One of my favorite lines from an Ani DiFranco song. And it so aptly describes my life at the moment. I've been struggling with depression for quite some time, trying to deal with it on my own. And failing. Tim sometimes asks me what I think my good qualities are. Undeniably, I answer failing and sucking. Not the literal act of sucking. Rather the inability to do something well, kind of sucking. And so I've sought help. I can't keep living like this, hating myself, hating what I do, or don't do... So I join the land of Pharmacopia. They assure me it won't hurt. Rather reminds me of the "Comfortably Numb" song from Pink Floyd. Odd how I relate songs to my emotional state. That someone else could express what I'm feeling better than I can. Well, rather than whine and complain about my life here's the picture of the day. Tim and I on Pfieffer State Beach, Big Sur. May 2008. It was so much fun!
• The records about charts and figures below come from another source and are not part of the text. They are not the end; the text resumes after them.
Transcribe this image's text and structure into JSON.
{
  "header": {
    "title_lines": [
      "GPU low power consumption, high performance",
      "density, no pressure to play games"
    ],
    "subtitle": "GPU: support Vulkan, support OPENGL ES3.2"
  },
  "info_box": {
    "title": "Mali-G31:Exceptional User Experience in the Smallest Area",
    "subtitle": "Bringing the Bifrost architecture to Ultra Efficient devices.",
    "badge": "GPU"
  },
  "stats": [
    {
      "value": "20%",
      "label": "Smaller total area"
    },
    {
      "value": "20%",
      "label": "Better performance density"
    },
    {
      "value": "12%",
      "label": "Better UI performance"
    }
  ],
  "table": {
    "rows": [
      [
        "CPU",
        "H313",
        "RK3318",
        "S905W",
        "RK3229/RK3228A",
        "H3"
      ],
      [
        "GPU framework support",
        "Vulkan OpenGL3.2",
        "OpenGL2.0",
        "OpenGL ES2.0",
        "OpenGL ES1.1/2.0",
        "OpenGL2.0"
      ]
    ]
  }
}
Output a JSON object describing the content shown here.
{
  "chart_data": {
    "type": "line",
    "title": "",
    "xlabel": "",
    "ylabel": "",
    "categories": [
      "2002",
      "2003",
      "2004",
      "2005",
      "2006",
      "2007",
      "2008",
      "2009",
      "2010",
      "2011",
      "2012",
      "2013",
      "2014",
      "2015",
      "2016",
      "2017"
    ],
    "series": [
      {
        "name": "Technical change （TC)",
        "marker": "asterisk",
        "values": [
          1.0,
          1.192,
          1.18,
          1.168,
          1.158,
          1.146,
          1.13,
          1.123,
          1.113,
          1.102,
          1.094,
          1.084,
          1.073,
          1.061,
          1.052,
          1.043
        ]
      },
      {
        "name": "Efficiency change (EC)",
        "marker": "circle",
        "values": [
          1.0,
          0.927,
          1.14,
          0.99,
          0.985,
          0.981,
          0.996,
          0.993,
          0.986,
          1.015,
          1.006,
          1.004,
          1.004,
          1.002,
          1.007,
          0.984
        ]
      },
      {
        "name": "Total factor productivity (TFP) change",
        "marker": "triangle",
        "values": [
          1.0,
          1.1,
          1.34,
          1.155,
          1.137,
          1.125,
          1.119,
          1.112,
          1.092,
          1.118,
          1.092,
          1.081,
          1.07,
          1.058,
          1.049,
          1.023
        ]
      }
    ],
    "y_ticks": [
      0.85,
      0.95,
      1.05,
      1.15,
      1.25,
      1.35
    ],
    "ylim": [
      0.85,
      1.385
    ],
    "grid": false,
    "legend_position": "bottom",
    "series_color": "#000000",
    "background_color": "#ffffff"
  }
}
And now the rest of the Ani song Superhero.
sleep walking through the all-nite drug store
baptized in fluorescent light
i found religion in the greeting card aisle
now i know hallmark was right
and every pop song on the radio
is suddenly speaking to me
art may imitate life
but life imitates t.v.
'cuz you've been gone exactly two weeks
two weeks and three days
and let's just say that things look different now
different in so many ways

i used to be a superhero
no one could touch me
not even myself
you are like a phone booth
that i somehow stumbled into
and now look at me
i am just like everybody else

if i was dressed in my best defenses
would you agree to meet me for coffee
if i did my tricks with smoke and mirrors
would you still know which one was me
if i was naked and screaming
on your front lawn
would you turn on the light and come down
screaming, there's the asshole
who did this to me
stripped me of my power
stripped me down

i used to be a superhero
no one could hurt me
not even myself
you are like a phone booth
that i somehow stumbled into
and now look at me
i am just like everybody else

yeah you've been gone exactly two weeks
two weeks and three days
and now i'm a different person
different in so many ways
tell me what did you like about me
and don't say my strength and daring
'cuz now i think i'm at your mercy
and it's my first time for this kind of thing

i used to be a superhero
i would swoop down and save me
from myself
but you are like a phone booth
that i somehow stumbled into
and now look at me
i am just like everybody else

Sunday, January 11, 2009

Let's try this again!

Alright, let's try this again. I've been told to keep a journal, diary, blog... or something :) in order to express myself. Or something. I find that I don't really have much to say at the moment. Other than I'm having a personal crisis. But I'll have to work that out on my own. I guess. So since I have little to say here's the picture of the day!
Mum and I getting ready to kayak down the Wisconsin and Mississippi Rivers at the Wyalusing State Park. (Thanks Rose for taking the picture!)